At some point though, it wasn’t enough. I started offering my sewing skills to friends, to repair loved garments so they could continue to be worn. I began organizing the occasional clothing exchange, for small, then larger groups. I picked through everything left, keeping the good cloth for art projects and donating the rest to local charities that help people in my community. I realized I could put my teaching skills to good use, and now I teach mending workshops when I can find a space to host. I love teaching these workshops, and yet… they have helped me to realize that it’s the work that’s the problem. People just don’t have the time for the labor of renewing, recycling, or otherwise re-purposing these garments in the modern age (or they choose to use that time on other things).

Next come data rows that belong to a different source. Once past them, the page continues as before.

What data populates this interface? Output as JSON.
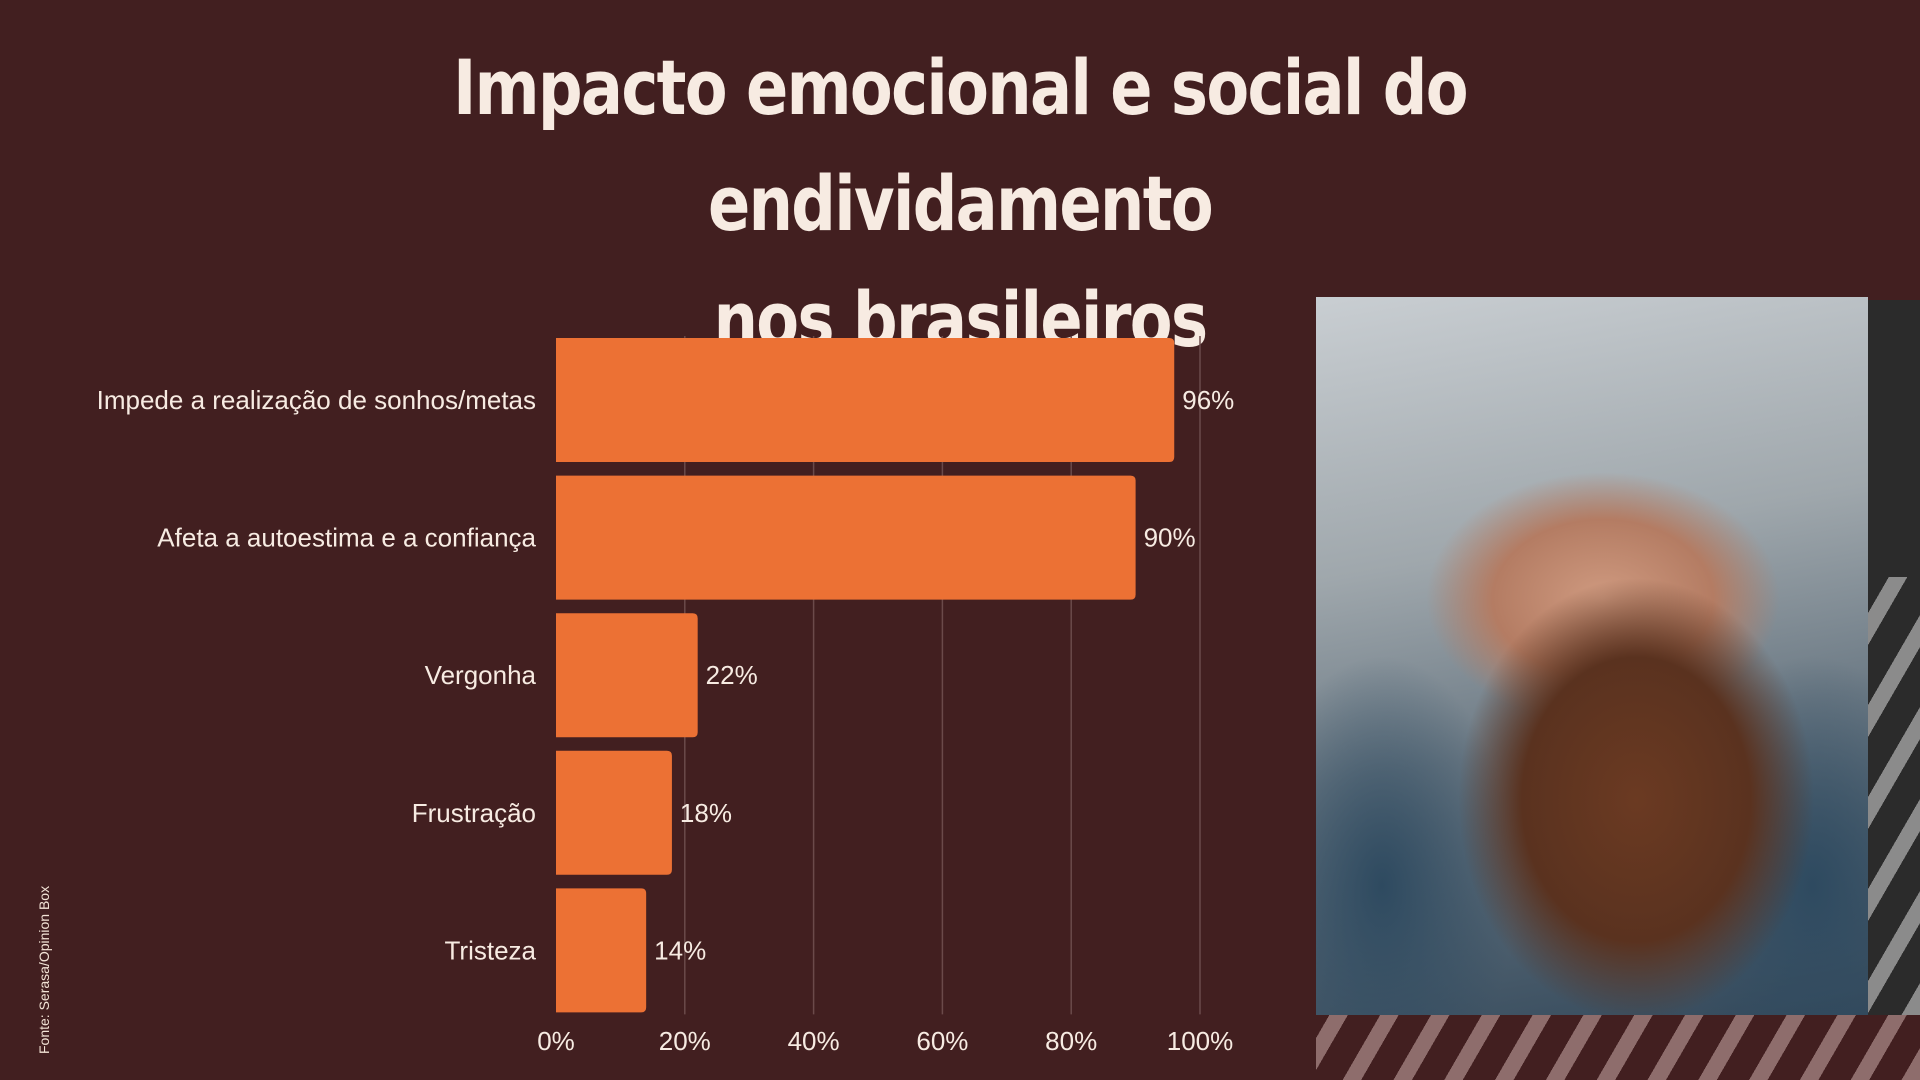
{
  "title": {
    "line1": "Impacto emocional e social do endividamento",
    "line2": "nos brasileiros"
  },
  "source": "Fonte: Serasa/Opinion Box",
  "photo": {
    "description_icon": "stressed-man-with-bills-photo"
  },
  "colors": {
    "background": "#421f20",
    "bar": "#ec7134",
    "text": "#f7ebe2",
    "grid": "#6b4a4a"
  },
  "chart_data": {
    "type": "bar",
    "orientation": "horizontal",
    "categories": [
      "Impede a realização de sonhos/metas",
      "Afeta a autoestima e a confiança",
      "Vergonha",
      "Frustração",
      "Tristeza"
    ],
    "values": [
      96,
      90,
      22,
      18,
      14
    ],
    "value_labels": [
      "96%",
      "90%",
      "22%",
      "18%",
      "14%"
    ],
    "xlim": [
      0,
      100
    ],
    "xticks": [
      0,
      20,
      40,
      60,
      80,
      100
    ],
    "xtick_labels": [
      "0%",
      "20%",
      "40%",
      "60%",
      "80%",
      "100%"
    ],
    "grid": "vertical",
    "xlabel": "",
    "ylabel": ""
  }
}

All of this. All of this and I still find myself with mountains of t-shirts. I don’t wear t-shirts, though I do love jersey fabric. T-shirts feel slouchy to me, aren’t really my style, and yet they take up shelves and shelves of space in my studio. There’s something in their utility, combined with their disposability, that fascinates me. This project is a culmination of this fascination, the want to convert the disposable into the utilitarian, and the want to document the labor required, the labor nobody has time for. Weaving is, in my mind, the perfect way to do this, as line by line, foot by foot, it is measured. The number of threads, the number of warps tied on and cut off, the number of feet woven—all of these, so carefully accounted for. Rather than tracking the number of shirts, the moment of truth is in knowing I can weave endless feet, for as long as I am able, and that I will never run out of used, unwanted t-shirts with which to weave.